The present invention relates to an improved process for conversion of cyanopyridines to nicotinamides. More particularly the present invention relates to preparation of nicotinamides and isonicotinamides which finds its usage in the preparation of anti-TB drug i.e. isoniazid and as an intermediate of vitamin B12. The present invention also relates to a process for a catalyst useful for the preparation of nicotinamide and isonicotinamide.

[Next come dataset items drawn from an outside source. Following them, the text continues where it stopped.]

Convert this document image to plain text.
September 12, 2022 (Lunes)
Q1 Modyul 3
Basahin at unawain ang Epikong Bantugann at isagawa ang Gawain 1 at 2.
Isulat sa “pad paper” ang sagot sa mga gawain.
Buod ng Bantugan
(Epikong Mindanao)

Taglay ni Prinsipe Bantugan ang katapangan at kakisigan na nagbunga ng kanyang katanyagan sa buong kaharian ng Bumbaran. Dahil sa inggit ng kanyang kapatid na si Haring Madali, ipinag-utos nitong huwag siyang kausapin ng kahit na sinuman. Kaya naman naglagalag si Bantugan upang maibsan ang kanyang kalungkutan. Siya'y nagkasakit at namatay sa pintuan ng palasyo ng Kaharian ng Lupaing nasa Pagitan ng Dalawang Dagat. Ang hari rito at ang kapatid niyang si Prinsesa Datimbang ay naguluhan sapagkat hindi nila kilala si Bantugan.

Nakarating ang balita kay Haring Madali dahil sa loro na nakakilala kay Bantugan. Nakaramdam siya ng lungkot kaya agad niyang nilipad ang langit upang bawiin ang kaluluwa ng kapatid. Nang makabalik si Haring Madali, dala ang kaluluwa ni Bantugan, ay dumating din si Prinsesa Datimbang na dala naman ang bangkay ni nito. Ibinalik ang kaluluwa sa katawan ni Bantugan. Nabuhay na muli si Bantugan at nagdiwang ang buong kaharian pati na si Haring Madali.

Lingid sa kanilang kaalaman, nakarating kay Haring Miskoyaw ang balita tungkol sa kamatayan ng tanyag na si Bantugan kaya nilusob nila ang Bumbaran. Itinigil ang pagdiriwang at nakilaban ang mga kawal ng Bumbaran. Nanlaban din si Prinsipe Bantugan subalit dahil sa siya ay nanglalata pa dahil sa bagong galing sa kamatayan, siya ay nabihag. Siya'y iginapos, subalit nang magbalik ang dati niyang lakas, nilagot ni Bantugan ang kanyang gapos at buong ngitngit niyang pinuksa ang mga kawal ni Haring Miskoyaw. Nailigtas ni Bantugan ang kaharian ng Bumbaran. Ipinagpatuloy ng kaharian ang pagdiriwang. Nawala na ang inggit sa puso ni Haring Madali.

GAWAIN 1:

The invention belongs to the technical field of medicines, and particularly provides an isonicotinamide and acipimox eutectic crystal II, a preparation method thereof and application thereof in preparation of hypolipidemic drugs. The isonicotinamide and acipimox eutectic crystal II prepared by the method is radiated by Cu-K alpha, and an X-ray diffraction pattern expressed by 2theta has characteristic peaks at 10.9 + / -0.2 degrees, 22.0 + / -0.2 degrees, 23.5 + / -0.2 degrees and 26.5 + / -0.2 degrees. The isonicotinamide and acipimox eutectic crystal prepared by the preparation method disclosed by the invention is good in stability in a medium, high in product purity, high in bioavailability and better in drug effect. The method is simple in preparation process and has a good industrial application prospect.